« Un atout ? Mon âge »

 
Rencontre avec Hervé Bouard

Espaces naturels n°17 - janvier 2007

Le Dossier

Hervé Bouard
Consultant environnement. Animateur d’un site Natura 2000 pour la Communauté de communes des coteaux de la Haute Seille (Jura).

 

Ce qui intrigue quand on connaît votre fonction, c’est votre statut de consultant. Vous n’êtes pas salarié de la Communauté de communes. Il n’y a pas de lien de subordination entre la collectivité locale et vous. Quelle différence cela fait-il ?
Effectivement, je suis consultant. Je travaille donc à mi-temps pour d’autres clients. Ce statut libéral n’a pas d’influence sur le contenu de mes missions. Néanmoins, pour avoir occupé ce même poste pendant neuf mois en contrats salariés successifs, je peux dire que j’ai gagné en liberté. Un salarié a une obligation de présence et des horaires définis.

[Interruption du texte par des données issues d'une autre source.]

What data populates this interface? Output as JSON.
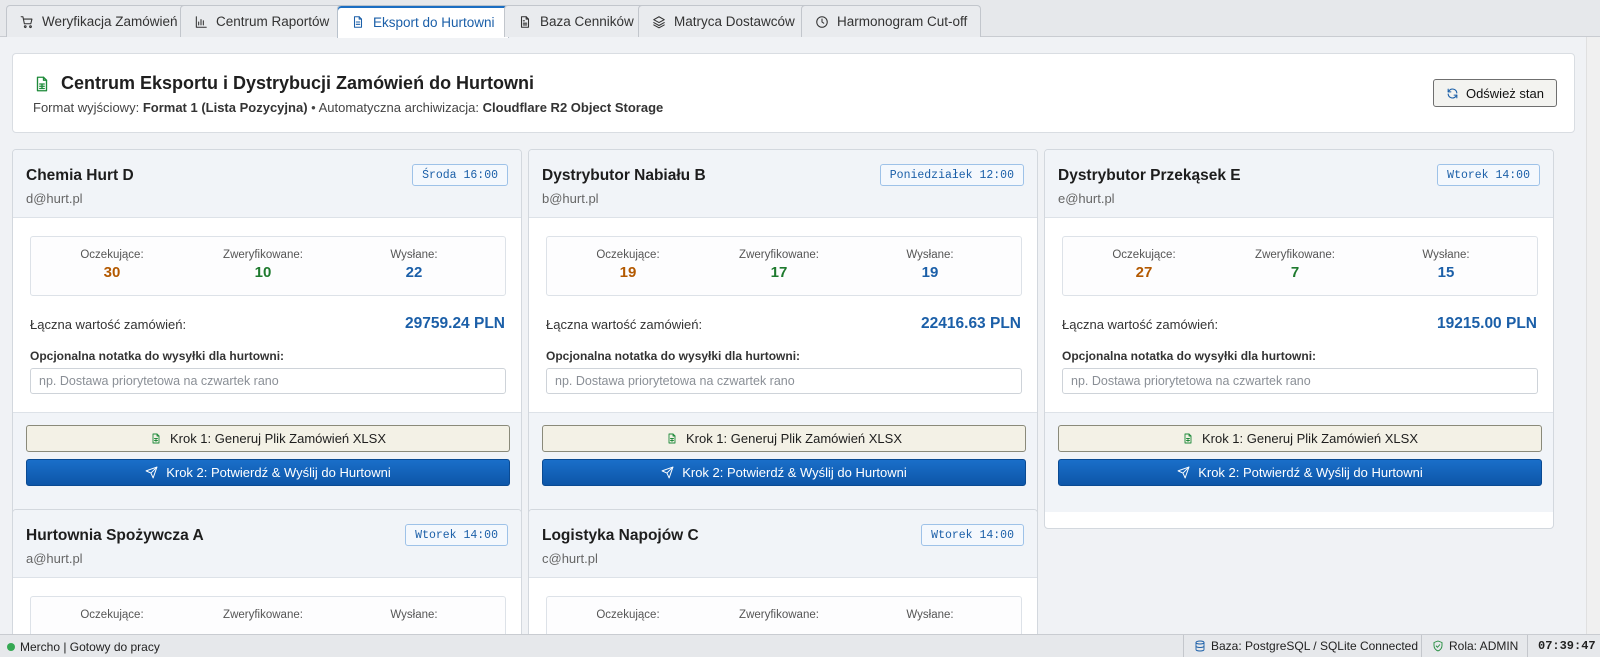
{
  "tabs": [
    {
      "label": "Weryfikacja Zamówień",
      "icon": "cart-icon",
      "active": false
    },
    {
      "label": "Centrum Raportów",
      "icon": "bar-chart-icon",
      "active": false
    },
    {
      "label": "Eksport do Hurtowni",
      "icon": "file-icon",
      "active": true
    },
    {
      "label": "Baza Cenników",
      "icon": "file-text-icon",
      "active": false
    },
    {
      "label": "Matryca Dostawców",
      "icon": "layers-icon",
      "active": false
    },
    {
      "label": "Harmonogram Cut-off",
      "icon": "clock-icon",
      "active": false
    }
  ],
  "header": {
    "title": "Centrum Eksportu i Dystrybucji Zamówień do Hurtowni",
    "format_label": "Format wyjściowy:",
    "format_value": "Format 1 (Lista Pozycyjna)",
    "separator": "•",
    "archive_label": "Automatyczna archiwizacja:",
    "archive_value": "Cloudflare R2 Object Storage",
    "refresh_label": "Odśwież stan"
  },
  "labels": {
    "pending": "Oczekujące:",
    "verified": "Zweryfikowane:",
    "sent": "Wysłane:",
    "total": "Łączna wartość zamówień:",
    "note": "Opcjonalna notatka do wysyłki dla hurtowni:",
    "note_placeholder": "np. Dostawa priorytetowa na czwartek rano",
    "generate": "Krok 1: Generuj Plik Zamówień XLSX",
    "send": "Krok 2: Potwierdź & Wyślij do Hurtowni"
  },
  "wholesalers": [
    {
      "name": "Chemia Hurt D",
      "email": "d@hurt.pl",
      "cutoff": "Środa 16:00",
      "pending": "30",
      "verified": "10",
      "sent": "22",
      "total": "29759.24 PLN"
    },
    {
      "name": "Dystrybutor Nabiału B",
      "email": "b@hurt.pl",
      "cutoff": "Poniedziałek 12:00",
      "pending": "19",
      "verified": "17",
      "sent": "19",
      "total": "22416.63 PLN"
    },
    {
      "name": "Dystrybutor Przekąsek E",
      "email": "e@hurt.pl",
      "cutoff": "Wtorek 14:00",
      "pending": "27",
      "verified": "7",
      "sent": "15",
      "total": "19215.00 PLN"
    },
    {
      "name": "Hurtownia Spożywcza A",
      "email": "a@hurt.pl",
      "cutoff": "Wtorek 14:00"
    },
    {
      "name": "Logistyka Napojów C",
      "email": "c@hurt.pl",
      "cutoff": "Wtorek 14:00"
    }
  ],
  "statusbar": {
    "app_status": "Mercho | Gotowy do pracy",
    "db": "Baza: PostgreSQL / SQLite Connected",
    "role": "Rola: ADMIN",
    "time": "07:39:47"
  },
  "colors": {
    "accent": "#1b5fa8",
    "pending": "#b35900",
    "verified": "#1e7a2e",
    "ok": "#35a853"
  }
}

Aujourd’hui, j’organise mes journées plus librement. Je prends des rendez-vous à l’extérieur sans me sentir contraint. Cette souplesse est un avantage pour moi, mais aussi pour l’employeur sur un poste où la charge de travail est très variable et dépend, pour une part, de partenaires extérieurs. En revanche, pour ceux-ci, il n’y a pas de changement.
En fait, vous êtes un chargé de mission délégué…
On peut dire cela comme ça. C’est une solution qui nécessite un rapport de confiance entre les contractants mais elle peut convenir quand la collectivité ne souhaite pas avoir de salarié.
Que faites-vous exactement ?
Le site fait environ 1 500 ha. C’est une vallée en bordure du premier plateau jurassien. L’agriculture est en forte déprise. Il y a un peu d’exploitation forestière. En été, la pression touristique est forte à Baume-les-Messieurs… Mon rôle est d’initier l’application du document d’objectif. Je suis écologue. J’ai une formation scientifique en sciences naturelles. Par ailleurs, j’ai été enseignant. J’ai aussi un DESS « Espace rural et environnement ». Cette formation à dominante scientifique m’est directement utile pour bien cerner les objectifs de préservation.
Votre formation scientifique vous confère-t-elle une autorité ?
Pas dans tous les domaines, mais globalement je joue « le pivot ». Sur le site, il y a des compétences très pointues : un spécialiste du faucon pèlerin, le conservatoire botanique de Franche-Comté… Je suis en position d’analyser ces compétences et de voir si elles ont une utilité pour l’animation du site. Je suis consulté par les communes, le conseil communautaire, les élus, pour savoir si tel projet est en accord avec l’application du Docob et si l’on peut concilier les différents objectifs. On travaille aussi en collaboration avec la DDA, la Diren, la chambre d’agriculture, la DDE…
Votre travail intègre une part administrative et une part de communication, cela nécessite-t-il une formation initiale spécifique ?
Un scientifique très pointu qui ne manifesterait aucun intérêt pour le fonctionnement de notre société aurait certainement des difficultés à s’impliquer dans ce travail. Pour convaincre, il faut beaucoup écouter, parler, comprendre. Il faut trouver un langage commun pour faire accepter la notion de patrimoine naturel. On doit se transformer en une sorte d’hybride avec des compétences scientifiques, des qualités de communication et devenir un parfait technicien, capable de monter des dossiers financiers et administratifs.
Si vous deviez recruter votre remplaçant, que lui demanderiez-vous ?
Un minimum de compétences scientifiques mais aussi de l’humilité et de la modestie. Le pire est encore de se positionner en tant qu’expert infaillible qui tient un langage savant.
Vous avez d’autres atouts dans votre jeu ?
Je ne sais pas. Mon âge m’apporte sans doute une expérience des rapports humains qui m’est très utile. Cela ne veut pas dire qu’on ne peut pas être chargé de mission à vingt ans, mais ce n’est pas idéal. Il vaut mieux avoir un peu vécu pour faire ce métier-là.